In this proposed study, an appropriate method of measuring juvenile recidivism is to conduct a case study on juveniles in the correctional system using a qualitative research technique. The first group would consist of juveniles who first enter into the juvenile correctional system and the second group would consist of juveniles that have been released back into the community. Recidivism cannot accurately be measured by using arrest data because not all crime is discovered. In this study, recidivism will be measured by interviewing juvenile offenders to determine whether they have committed a crime since entering or exiting a program, analyzing officially recorded criminal justice events such as arrests and convictions, charting a new offense over an elapsed time frame, and measuring the time elapsed until the next crime. Demographics, behavioral, familial, and school-related variables will be also examined and taken into consideration. The interview will consist of questions asking the juvenile and their families about their family history, mental health history, substance abuse history, educational history, criminal history, and peer relations. From the study, the research will show how effective parental involvement, educational program, and mental health services will help reduce recidivism rates among juveniles. If juveniles are provided with the appropriate treatment plan while incarcerated, they will become successful and refrain from committing future crimes. Preventing future re-offending and protecting public safety is a goal shared by all agencies in the juvenile justice system.
Significance and Conclusion
The significance of this study will be how that juveniles can be rehabilitated if they are treated properly. As noted earlier in the paper, the brain is not fully developed until the early 20s. If juveniles are provided with the correct resources and shown some type of compassion, their behavior will most likely change. Most juveniles in the juvenile correctional system come from broken homes, where either one or both of the parents may be absent. Youth are being raised by grandparents or relatives who cannot control the mental health effects these youth are facing. By having more mental health and educational programs with the juvenile correctional system, it will prove that juveniles do deserve a second chance and should be locked away. It has also been shown how the incarceration of juveniles has lasting effects on their mental health. After being released, some juveniles do not know how to adjust back into society and lack the necessary independent living skills to be successful.

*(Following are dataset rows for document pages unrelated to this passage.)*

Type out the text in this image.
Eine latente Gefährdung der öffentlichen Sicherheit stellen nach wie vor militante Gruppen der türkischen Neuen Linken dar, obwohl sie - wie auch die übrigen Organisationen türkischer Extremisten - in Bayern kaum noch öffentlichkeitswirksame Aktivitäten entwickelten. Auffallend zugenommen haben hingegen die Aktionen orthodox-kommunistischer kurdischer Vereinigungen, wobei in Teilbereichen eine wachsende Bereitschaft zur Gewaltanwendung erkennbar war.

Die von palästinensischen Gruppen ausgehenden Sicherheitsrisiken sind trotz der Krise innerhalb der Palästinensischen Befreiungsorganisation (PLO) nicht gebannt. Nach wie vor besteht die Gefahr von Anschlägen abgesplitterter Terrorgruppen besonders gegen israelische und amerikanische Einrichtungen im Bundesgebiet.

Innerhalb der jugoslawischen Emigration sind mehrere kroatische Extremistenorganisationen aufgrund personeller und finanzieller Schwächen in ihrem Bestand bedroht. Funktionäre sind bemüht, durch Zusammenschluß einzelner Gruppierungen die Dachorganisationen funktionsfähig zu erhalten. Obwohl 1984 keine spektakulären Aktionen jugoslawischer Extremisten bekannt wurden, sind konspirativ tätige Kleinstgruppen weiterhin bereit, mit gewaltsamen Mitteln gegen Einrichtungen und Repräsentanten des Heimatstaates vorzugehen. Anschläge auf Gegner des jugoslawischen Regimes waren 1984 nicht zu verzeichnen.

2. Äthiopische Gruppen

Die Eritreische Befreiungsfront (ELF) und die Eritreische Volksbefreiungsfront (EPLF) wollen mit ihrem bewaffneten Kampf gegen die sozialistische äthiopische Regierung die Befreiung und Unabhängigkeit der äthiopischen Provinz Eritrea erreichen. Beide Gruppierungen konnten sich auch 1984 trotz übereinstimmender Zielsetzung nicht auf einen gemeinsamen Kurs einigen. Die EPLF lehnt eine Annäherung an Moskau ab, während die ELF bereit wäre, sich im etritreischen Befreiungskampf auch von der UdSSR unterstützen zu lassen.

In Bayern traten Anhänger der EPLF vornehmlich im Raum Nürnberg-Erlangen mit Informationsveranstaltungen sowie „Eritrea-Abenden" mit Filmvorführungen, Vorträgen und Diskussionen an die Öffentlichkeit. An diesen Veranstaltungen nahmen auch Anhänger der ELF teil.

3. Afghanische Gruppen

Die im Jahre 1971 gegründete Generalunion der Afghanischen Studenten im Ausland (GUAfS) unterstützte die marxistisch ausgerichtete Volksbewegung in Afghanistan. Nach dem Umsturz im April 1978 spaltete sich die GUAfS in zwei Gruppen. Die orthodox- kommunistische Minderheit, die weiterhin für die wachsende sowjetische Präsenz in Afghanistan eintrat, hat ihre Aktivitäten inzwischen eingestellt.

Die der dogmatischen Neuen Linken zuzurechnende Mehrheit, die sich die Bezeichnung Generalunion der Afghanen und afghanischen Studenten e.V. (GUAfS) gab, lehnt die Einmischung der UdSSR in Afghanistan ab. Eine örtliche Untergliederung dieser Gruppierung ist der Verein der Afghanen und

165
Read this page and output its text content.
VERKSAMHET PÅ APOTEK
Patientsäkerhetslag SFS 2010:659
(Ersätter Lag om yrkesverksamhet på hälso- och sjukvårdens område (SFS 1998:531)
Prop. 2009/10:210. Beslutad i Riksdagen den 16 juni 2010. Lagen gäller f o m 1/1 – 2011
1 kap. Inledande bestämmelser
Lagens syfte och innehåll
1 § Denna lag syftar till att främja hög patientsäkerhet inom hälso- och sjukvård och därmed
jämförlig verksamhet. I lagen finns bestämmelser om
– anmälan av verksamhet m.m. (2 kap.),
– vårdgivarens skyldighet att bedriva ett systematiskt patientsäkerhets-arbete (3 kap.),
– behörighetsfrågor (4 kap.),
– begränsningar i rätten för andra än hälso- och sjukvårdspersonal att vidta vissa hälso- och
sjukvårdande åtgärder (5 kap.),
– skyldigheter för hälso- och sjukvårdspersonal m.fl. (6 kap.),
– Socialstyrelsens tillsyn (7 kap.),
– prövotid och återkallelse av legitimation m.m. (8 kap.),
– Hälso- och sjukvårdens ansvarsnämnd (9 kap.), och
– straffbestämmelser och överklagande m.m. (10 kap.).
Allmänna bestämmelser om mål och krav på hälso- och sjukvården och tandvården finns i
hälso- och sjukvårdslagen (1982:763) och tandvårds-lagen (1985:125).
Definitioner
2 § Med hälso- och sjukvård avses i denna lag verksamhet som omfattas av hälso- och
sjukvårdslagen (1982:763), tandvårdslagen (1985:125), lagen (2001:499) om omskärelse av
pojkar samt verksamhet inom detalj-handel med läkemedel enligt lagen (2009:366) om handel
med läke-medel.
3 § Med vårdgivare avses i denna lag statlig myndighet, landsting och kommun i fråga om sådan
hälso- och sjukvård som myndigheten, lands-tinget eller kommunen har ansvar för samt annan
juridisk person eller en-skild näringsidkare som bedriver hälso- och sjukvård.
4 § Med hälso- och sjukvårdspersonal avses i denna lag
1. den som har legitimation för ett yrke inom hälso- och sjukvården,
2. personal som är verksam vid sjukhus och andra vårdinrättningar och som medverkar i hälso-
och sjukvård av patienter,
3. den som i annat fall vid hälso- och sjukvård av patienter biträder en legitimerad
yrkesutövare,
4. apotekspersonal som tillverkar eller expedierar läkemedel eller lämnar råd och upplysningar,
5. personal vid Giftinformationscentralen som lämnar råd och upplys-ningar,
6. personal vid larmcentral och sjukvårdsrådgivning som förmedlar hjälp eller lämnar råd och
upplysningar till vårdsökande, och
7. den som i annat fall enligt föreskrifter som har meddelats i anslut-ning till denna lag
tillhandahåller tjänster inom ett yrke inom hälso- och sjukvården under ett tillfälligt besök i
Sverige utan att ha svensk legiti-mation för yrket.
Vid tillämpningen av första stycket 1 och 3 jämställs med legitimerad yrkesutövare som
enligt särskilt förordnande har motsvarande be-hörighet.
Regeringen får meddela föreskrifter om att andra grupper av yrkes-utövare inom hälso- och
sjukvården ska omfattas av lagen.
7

When juveniles recidivate, it is due to the lack of parental control/support, lack of education to continue in school, and negative environments that encourage criminal behavior. Throughout the world, each country has a different view on what a juvenile is considered. A national definition on who is considered a juvenile should be accepted and countries such as the United States and South Africa should take into consideration the juvenile correctional procedures in China. In China, a juvenile delinquent and juvenile criminal is someone under the age of 25. China also takes into consideration the use of the family and the youth’s community in aiding the juvenile. But how do you help a juvenile who may live in a poor community or experience violence on a daily basis like in South Africa? This study will help to better understand why juveniles continue to commit more crimes and what can be done to keep them from committing more crimes. As juvenile delinquency continues to increase, national crime rates and juvenile prison populations will inflate. If juveniles who continue to commit crimes lack school initiative and family support, the standard of living with also be lower.